对于Flink来说，每一个函数，都会经过FunctionCatalog.lookupFunction方法：

 public Optional<ContextResolvedFunction> lookupFunction(UnresolvedIdentifier identifier) {
        // precise function reference
        if (identifier.getDatabaseName().isPresent()) {
            return resolvePreciseFunctionReference(catalogManager.qualifyIdentifier(identifier));
        } else {
            // ambiguous function reference
            return resolveAmbiguousFunctionReference(identifier.getObjectName());
        }
    }

对应的数据流为：

FunctionCatalog.resolveAmbiguousFunctionReference

getFunctionDefinition(normalizedName, tempSystemFunctions.get(normalizedName))
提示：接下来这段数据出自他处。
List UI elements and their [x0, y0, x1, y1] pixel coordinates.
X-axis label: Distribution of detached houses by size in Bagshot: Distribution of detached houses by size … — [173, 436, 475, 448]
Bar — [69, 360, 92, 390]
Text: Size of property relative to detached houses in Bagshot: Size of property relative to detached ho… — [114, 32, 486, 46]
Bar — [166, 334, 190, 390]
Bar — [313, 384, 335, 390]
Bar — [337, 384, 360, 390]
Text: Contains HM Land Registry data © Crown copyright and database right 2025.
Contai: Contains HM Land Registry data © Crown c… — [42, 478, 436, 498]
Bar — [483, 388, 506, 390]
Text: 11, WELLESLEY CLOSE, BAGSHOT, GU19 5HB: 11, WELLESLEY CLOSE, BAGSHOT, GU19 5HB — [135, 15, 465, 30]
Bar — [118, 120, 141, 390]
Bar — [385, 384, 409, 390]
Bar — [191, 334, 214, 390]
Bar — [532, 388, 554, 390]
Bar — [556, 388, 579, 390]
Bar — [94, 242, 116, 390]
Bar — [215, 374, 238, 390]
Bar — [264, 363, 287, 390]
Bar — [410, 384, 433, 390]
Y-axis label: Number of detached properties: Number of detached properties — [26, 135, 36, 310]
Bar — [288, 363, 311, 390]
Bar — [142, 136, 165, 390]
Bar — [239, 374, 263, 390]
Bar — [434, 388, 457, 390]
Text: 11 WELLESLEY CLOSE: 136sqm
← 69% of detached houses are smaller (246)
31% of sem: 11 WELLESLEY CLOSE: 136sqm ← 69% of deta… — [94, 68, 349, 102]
UserDefinedFunctionHelper.instantiateFunction

PythonFunctionUtils.getPythonFunction(catalogFunction.getClassName(), config, classLoader)

PythonFunctionUtils.pythonFunctionFactory(利用反射调用 getPythonFunction)

最终会调用 PythonFunctionFactory.getPythonFunction 该方法会最终调用 createPythonFunctionFactory 方法，

该方法会调用python -m pyflink.pyflink_callback_server P动，这里启动相关的都是跟Py4j有关，其中这里就会把python中的PythonFunctionFactory 放到 java中的gatewayServer 的hashMap中，而这里启动的Py4j客户端就在 startGatewayServer方法中，这个命令 python -m pyflink.pyflink_callback_server会把 python 的PythonFunctionFactory()对象放入 Py4j 的客户端中，
PythonFunctionFactory 代码如下：

class PythonFunctionFactory(object):
           """
           Used to create PythonFunction objects for Java jobs.
           """

           def getPythonFunction(self, moduleName, objectName):
               udf_wrapper = getattr(importlib.import_module(moduleName), objectName)
               return udf_wrapper._java_user_defined_function()

           class Java:
               implements = ["org.apache.flink.client.python.PythonFunctionFactory"]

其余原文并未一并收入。